Strengths of this study include the precise kidney function measurements, and the presence of dopamine-related renal function. Furthermore, our study is the first to study PTC density in relation to glomerular morphology and kidney function in healthy individuals. Although we did a power calculation, our study consisted of a small sample size, increasing the risk of missing effects due to limited power. Secondly, we used biopsies taken from living donors before surgery, during surgery and/or after surgery (respectively T1, T2 and/or T3 biopsies). We cannot exclude that the surgical procedure affects PTC density, although in living donors with only little ischemic damage this effect is deemed small [3]. Furthermore, biopsies of different regions of the kidney may have been taken; however, Denic et al. found that clinical characteristics show similar associations with glomerulosclerosis and glomerular volume at different cortical depths [36]. In addition, we found similar associations of glomerular morphology with clinical characteristics as previous studies, supporting the validity of our biopsies. Finally, the majority of our donors were Caucasian, making conclusions not generalizable to other ethnicities.

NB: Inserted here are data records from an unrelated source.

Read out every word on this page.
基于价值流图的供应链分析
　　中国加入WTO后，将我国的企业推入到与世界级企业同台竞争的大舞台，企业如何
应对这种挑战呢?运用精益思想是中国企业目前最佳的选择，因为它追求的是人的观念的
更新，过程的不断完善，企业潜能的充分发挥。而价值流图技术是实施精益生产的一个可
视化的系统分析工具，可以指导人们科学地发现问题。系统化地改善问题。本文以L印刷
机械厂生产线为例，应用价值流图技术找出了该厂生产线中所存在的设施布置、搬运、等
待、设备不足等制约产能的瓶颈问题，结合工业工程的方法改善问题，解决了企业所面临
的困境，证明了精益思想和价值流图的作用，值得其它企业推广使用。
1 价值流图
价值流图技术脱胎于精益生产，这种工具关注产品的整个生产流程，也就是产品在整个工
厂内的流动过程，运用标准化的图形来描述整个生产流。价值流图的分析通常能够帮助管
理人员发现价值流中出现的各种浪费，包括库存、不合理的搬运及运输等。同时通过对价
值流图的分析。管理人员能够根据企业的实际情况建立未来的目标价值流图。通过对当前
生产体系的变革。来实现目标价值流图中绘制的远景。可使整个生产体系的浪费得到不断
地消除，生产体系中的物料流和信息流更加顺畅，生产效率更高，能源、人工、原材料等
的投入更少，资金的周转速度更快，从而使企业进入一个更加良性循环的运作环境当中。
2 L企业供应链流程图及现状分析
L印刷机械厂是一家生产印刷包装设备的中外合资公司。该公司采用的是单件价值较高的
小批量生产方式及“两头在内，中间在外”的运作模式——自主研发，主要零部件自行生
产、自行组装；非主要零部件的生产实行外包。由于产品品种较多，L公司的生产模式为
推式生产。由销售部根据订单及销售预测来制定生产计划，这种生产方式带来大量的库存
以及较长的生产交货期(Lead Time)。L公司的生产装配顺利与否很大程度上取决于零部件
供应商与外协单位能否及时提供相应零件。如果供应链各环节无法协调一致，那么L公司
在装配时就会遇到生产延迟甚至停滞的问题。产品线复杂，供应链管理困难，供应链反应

In conclusion, we found no association of PTC density with clinical characteristics or pre- and post-donation-measured GFR, while glomerular volume is associated with pre-donation blood pressure, body size measurements and GFR. Measurement of PTC density may not provide prognostic information on kidney function after living kidney donation. Our findings support that glomerular and tubular enlargement in healthy kidneys may not be accompanied by an increase in peritubular capillaries. The association of the ratio between peritubular capillaries and tubules with kidney function after dopamine infusion may provide information on hemodynamic response mechanisms and warrants further investigation. Lastly, the relationship between peritubular capillaries and glomerular and tubular parameters in the preservation of renal function merits further study in health and disease.